Le sommeil de la raison engendre des monstres (Goya)
Re: Bellini - Norma - Rizzi/McVicar - New York - 09-10/2017
Et à la question de définir cette Norma comparativement à celles qu'elle a déjà interprétées, elle répond " c'est la plus humaine".Bernard C a écrit : ↑08 oct. 2017, 12:56Radva rajoute sur le personnage de Norma.
"Le plus grand challenge est émotionnel et personnel.... Norma est une femme au tempérament vif qui change rapidement d'émotion et radicalement.
A cette seconde elle est heureuse, la minute d'après elle est désespérée et veut tuer ses enfants. C'est une femme qui est en conflit. Elle veut être grande prêtresse et être leader, conduire le peuple, et en même temps elle ne le veut pas, elle veut juste être une femme "normale" comme toutes les femmes..
Elle est divisée entre vie privée et vie professionnelle/publique, elle représente une des femmes de l'opéra la plus réelle.
Derrière la dureté de ce "modern-day business world" si vous faites tomber le masque, il y a la fragilité.

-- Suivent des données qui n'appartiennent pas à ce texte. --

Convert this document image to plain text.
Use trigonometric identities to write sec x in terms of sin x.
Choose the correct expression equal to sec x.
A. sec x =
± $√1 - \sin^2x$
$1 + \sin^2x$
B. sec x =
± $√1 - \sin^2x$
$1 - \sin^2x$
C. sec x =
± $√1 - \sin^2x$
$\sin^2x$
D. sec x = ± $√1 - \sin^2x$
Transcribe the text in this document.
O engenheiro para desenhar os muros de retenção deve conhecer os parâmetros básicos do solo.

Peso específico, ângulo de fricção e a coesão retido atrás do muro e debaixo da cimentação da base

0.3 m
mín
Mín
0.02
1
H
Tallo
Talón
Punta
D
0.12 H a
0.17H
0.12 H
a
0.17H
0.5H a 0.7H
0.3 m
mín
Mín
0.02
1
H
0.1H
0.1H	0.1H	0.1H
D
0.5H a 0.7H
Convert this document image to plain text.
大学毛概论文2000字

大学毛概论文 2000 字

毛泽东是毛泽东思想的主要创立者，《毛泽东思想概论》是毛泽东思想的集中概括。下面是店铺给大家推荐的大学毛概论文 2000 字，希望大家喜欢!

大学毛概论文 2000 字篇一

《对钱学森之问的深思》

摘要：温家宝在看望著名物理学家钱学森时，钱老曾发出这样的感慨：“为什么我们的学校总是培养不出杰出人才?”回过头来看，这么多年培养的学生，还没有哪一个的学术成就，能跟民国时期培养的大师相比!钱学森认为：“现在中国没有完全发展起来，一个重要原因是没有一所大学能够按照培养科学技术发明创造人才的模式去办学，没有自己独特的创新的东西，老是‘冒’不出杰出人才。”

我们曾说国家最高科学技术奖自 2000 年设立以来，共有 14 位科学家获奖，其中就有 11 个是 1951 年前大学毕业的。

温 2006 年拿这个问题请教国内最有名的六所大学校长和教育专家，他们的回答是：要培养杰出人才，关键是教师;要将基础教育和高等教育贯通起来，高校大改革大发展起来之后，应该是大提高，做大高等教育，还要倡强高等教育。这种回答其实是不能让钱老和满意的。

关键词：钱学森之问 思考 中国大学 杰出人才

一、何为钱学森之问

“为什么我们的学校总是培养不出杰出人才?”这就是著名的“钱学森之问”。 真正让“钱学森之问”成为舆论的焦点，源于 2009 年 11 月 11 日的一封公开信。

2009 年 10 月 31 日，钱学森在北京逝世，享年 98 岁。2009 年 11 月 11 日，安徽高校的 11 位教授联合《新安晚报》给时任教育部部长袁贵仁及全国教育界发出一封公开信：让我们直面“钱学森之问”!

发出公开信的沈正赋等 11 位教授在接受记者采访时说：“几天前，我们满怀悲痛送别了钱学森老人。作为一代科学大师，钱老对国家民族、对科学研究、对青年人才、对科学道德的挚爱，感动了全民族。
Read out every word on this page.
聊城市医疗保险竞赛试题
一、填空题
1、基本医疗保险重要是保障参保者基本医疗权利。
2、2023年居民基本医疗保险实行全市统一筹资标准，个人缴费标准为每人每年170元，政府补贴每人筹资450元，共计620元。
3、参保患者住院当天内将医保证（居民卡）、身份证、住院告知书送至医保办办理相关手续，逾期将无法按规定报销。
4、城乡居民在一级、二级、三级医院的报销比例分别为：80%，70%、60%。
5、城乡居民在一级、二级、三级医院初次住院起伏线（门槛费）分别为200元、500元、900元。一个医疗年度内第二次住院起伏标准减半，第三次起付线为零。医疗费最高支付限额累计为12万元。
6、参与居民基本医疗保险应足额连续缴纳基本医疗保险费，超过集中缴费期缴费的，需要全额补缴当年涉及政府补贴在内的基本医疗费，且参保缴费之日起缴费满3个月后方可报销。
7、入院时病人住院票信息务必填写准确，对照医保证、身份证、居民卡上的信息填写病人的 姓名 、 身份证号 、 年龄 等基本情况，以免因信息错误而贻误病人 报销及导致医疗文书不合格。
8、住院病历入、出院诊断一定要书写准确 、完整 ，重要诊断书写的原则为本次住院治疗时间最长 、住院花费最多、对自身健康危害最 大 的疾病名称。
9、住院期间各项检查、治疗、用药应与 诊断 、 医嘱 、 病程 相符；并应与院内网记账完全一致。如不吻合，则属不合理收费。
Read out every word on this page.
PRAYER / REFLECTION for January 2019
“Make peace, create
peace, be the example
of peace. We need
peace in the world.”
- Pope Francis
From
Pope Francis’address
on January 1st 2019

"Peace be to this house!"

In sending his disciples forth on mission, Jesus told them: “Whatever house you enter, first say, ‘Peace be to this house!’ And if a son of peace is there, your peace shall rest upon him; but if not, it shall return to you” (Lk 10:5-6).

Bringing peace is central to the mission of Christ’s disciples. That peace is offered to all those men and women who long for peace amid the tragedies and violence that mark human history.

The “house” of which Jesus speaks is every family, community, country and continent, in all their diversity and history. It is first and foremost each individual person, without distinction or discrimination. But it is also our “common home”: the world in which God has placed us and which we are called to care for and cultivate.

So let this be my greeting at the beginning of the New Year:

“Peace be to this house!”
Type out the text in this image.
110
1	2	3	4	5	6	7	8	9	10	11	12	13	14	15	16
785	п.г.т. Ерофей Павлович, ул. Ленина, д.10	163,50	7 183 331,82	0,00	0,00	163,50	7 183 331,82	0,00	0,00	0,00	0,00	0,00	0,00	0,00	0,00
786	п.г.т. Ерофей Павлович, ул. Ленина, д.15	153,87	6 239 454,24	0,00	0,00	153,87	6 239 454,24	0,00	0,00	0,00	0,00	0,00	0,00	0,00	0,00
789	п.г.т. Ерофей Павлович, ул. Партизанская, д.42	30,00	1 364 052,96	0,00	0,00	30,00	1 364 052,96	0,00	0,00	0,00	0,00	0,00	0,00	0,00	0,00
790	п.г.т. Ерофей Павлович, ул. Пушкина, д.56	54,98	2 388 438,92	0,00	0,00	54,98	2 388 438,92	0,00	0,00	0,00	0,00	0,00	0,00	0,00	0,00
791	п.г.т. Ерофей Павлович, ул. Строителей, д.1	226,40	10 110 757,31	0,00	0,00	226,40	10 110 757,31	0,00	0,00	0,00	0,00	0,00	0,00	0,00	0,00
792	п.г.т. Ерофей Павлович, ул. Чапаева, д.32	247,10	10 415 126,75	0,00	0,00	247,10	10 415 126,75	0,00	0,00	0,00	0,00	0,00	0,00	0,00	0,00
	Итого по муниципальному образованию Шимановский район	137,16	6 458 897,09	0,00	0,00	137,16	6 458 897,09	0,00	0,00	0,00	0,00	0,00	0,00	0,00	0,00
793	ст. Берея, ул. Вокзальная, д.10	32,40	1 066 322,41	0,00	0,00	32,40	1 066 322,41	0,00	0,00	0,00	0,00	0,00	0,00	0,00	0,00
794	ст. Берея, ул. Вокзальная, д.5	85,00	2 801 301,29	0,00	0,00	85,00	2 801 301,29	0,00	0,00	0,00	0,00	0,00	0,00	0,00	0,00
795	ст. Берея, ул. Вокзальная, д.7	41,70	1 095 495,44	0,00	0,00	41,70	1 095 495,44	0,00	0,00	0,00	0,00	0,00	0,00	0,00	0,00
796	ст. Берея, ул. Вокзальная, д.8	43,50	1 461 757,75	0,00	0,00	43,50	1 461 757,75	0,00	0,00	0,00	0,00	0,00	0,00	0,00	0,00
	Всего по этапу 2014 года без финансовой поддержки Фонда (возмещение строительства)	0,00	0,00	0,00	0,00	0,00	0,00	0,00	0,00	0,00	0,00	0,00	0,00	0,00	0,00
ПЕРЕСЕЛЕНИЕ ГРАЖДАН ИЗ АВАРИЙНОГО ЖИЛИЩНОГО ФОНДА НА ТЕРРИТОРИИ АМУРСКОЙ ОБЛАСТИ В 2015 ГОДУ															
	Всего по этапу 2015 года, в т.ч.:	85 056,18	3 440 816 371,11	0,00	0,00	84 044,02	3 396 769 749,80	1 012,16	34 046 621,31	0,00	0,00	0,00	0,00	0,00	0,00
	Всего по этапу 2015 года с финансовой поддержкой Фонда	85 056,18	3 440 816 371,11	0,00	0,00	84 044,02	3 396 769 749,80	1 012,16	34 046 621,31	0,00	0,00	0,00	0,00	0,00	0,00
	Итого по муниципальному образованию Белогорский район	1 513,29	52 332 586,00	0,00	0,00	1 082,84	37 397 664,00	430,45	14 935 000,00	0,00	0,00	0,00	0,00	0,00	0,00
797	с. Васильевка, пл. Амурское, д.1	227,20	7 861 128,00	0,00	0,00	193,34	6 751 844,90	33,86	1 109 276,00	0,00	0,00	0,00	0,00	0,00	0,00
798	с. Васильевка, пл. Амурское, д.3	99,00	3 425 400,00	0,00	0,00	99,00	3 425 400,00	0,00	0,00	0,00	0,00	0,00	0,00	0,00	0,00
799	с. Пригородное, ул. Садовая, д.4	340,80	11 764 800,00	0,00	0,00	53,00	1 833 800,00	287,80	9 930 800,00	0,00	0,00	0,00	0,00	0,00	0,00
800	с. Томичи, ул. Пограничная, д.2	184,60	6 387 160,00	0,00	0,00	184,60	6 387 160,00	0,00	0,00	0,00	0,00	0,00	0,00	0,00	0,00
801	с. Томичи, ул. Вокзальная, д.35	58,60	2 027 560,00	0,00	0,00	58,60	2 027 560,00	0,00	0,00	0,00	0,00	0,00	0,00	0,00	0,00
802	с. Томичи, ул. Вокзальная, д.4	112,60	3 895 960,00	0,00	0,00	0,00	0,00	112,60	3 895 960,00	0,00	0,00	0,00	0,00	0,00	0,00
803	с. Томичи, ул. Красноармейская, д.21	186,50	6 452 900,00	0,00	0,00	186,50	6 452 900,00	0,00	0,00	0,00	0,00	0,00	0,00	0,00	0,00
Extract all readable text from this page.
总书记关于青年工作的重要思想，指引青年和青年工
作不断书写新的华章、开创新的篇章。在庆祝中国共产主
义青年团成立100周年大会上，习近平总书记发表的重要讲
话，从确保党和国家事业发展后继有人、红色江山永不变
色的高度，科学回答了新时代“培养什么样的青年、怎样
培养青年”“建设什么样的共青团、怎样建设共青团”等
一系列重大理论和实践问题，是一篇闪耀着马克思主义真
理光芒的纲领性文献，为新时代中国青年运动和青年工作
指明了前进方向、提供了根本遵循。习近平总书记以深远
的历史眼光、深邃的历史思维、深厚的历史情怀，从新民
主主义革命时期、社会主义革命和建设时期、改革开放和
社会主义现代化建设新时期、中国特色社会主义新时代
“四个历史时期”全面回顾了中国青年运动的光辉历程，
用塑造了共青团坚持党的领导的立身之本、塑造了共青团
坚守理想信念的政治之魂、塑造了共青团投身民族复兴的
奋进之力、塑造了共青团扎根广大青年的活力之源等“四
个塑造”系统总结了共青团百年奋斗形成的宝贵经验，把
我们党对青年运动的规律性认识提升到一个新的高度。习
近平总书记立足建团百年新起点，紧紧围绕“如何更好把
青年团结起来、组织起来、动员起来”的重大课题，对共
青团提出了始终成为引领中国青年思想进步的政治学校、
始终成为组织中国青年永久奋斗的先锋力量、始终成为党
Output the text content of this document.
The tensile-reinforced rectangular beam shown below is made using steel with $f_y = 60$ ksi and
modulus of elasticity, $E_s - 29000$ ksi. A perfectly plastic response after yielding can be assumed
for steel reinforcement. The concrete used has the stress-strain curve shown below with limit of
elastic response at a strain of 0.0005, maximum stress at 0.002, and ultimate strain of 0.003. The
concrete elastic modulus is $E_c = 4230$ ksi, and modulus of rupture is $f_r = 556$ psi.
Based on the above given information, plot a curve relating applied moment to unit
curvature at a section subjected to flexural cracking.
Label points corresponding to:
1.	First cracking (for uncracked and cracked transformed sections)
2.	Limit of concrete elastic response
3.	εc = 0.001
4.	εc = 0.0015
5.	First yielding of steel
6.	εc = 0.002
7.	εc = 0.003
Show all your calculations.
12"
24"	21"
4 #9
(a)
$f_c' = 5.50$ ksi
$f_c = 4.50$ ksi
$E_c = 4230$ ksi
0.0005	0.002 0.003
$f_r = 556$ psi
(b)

"De tous les rôles que je chante, Norma est celui qui l'exprime le plus"
traduction libre
Bernard
Et effectivement c'est le point fort de cette mise en scène de Mc Vicar que j'ai vu souvent mieux inspiré qu'ici. Les scènes intimistes sont plutôt réussies, mais pour le reste c'est quand même moins inspiré ( je parle de ce que j'ai ressenti au ciné).